The first Scripture verse that always comes to mind when I think about being God’s friend is Exodus 33:11: “Thus the Lord used to speak to Moses face to face, as one speaks to a friend.” The transcendent God of the Israelites was talking with Moses? No matter how awesome Moses was (and he was), he was still a human being, a creature, an imperfect person. But there was an intimacy between God and Moses that went down in Israelite lore as genuine friendship.
Abraham was another ancient who was called God’s friend. He is described as such three times in the Bible: 2 Chron. 20:7, Isa. 41:8, and James 2:23. How would you like it if this is how people described you? What if, instead of “short lady with curly brown hair and a bunch of kids,” people said of me, “You know, Amy, the friend of God?” Gulp! God give me the faith of Abraham!
Jesus, of course, called his disciples his friends. And not only his disciples. Remember this one: “The Son of Man came eating and drinking, and they say, ‘Look, a glutton and a drunkard, a friend of tax collectors and sinners!’” (Matt. 11:19)? This was an accusation levelled at Jesus – friend of sinners! Never has a truer accusation been made!

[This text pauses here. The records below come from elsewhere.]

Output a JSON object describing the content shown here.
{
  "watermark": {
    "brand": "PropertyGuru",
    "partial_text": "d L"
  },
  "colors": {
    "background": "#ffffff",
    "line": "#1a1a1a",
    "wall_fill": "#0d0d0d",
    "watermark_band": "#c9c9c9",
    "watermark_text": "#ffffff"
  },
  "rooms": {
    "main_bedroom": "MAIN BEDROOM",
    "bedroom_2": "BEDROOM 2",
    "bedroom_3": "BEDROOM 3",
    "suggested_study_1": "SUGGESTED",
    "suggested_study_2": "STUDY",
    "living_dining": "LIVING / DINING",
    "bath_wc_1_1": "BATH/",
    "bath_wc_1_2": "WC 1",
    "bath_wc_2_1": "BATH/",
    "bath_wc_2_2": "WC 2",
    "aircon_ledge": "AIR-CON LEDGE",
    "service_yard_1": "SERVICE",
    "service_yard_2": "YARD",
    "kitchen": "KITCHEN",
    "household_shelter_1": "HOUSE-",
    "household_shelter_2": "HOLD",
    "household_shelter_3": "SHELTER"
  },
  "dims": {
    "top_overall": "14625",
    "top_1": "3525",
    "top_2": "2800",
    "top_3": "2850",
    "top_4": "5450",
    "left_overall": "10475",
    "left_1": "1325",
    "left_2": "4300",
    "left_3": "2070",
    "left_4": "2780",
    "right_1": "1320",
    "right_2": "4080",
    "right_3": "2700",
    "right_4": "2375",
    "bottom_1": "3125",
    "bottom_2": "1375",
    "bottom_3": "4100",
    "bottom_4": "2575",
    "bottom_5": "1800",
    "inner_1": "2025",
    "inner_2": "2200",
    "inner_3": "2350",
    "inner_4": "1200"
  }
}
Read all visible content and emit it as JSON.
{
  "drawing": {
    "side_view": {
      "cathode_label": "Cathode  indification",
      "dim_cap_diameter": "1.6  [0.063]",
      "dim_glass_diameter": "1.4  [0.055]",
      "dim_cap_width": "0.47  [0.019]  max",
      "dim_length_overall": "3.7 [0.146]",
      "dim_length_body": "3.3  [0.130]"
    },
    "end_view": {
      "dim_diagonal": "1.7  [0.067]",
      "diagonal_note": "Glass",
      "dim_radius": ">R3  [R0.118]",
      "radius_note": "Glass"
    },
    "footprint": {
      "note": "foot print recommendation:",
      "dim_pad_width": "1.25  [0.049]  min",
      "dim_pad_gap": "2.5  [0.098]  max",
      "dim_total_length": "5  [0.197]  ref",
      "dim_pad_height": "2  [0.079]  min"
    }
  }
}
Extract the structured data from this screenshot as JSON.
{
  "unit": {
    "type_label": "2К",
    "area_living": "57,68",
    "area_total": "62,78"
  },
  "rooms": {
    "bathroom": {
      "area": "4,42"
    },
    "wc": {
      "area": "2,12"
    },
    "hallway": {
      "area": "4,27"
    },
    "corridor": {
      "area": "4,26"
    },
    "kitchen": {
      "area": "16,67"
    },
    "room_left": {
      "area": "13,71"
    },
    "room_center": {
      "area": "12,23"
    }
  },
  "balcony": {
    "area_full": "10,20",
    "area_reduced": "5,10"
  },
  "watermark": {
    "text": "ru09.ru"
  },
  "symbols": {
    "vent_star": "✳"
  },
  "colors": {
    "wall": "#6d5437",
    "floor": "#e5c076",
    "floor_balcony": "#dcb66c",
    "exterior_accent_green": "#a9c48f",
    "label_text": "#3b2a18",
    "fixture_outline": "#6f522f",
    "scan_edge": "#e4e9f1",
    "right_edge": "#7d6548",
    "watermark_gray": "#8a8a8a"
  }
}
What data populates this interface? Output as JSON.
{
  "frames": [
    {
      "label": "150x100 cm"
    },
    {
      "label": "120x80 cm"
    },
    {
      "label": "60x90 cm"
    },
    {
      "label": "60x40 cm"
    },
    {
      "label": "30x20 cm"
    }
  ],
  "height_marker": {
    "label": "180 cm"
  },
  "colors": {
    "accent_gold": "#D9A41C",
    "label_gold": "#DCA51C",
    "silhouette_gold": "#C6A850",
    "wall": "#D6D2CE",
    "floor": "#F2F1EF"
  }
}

Of course, we would be entirely remiss on the topic if we did not recall the remarkable words of Jesus said in farewell to his eleven faithful disciples (Judas had left the table): “This is my commandment, that you love one another as I have loved you. No one has greater love than this, to lay down one’s life for one’s friends. You are my friends if you do what I command you. I do not call you servants any longer, because the servant does not know what the master is doing; but I have called you friends, because I have made known to you everything that I have heard from my Father. You did not choose me but I chose you” (Jn. 15:12-16). No commentary needed. These are words to pray by.
And finally, I share with you a passage that says it all. Yes, Judas had left the table, only to be reunited with Jesus in the garden, where he would kiss Jesus and betray him unto death, even death on a cross. How did Jesus address Judas as he approached in the garden? He called him “friend” (Mt. 26:50).
Catherine Doherty wrote that “all men who have religion of some sort are dreamers, and dreamers of a very special kind. They dream of unity between God and men.”
Friendship is about intimacy. It is an intentional intimacy. One of you aptly quoted the wisdom of St. Catherine of Siena: “God is closer to us than water is to a fish.” This is the stuff of dreams, indeed, but we know this dream is true. So dream on, friends of God, dream on!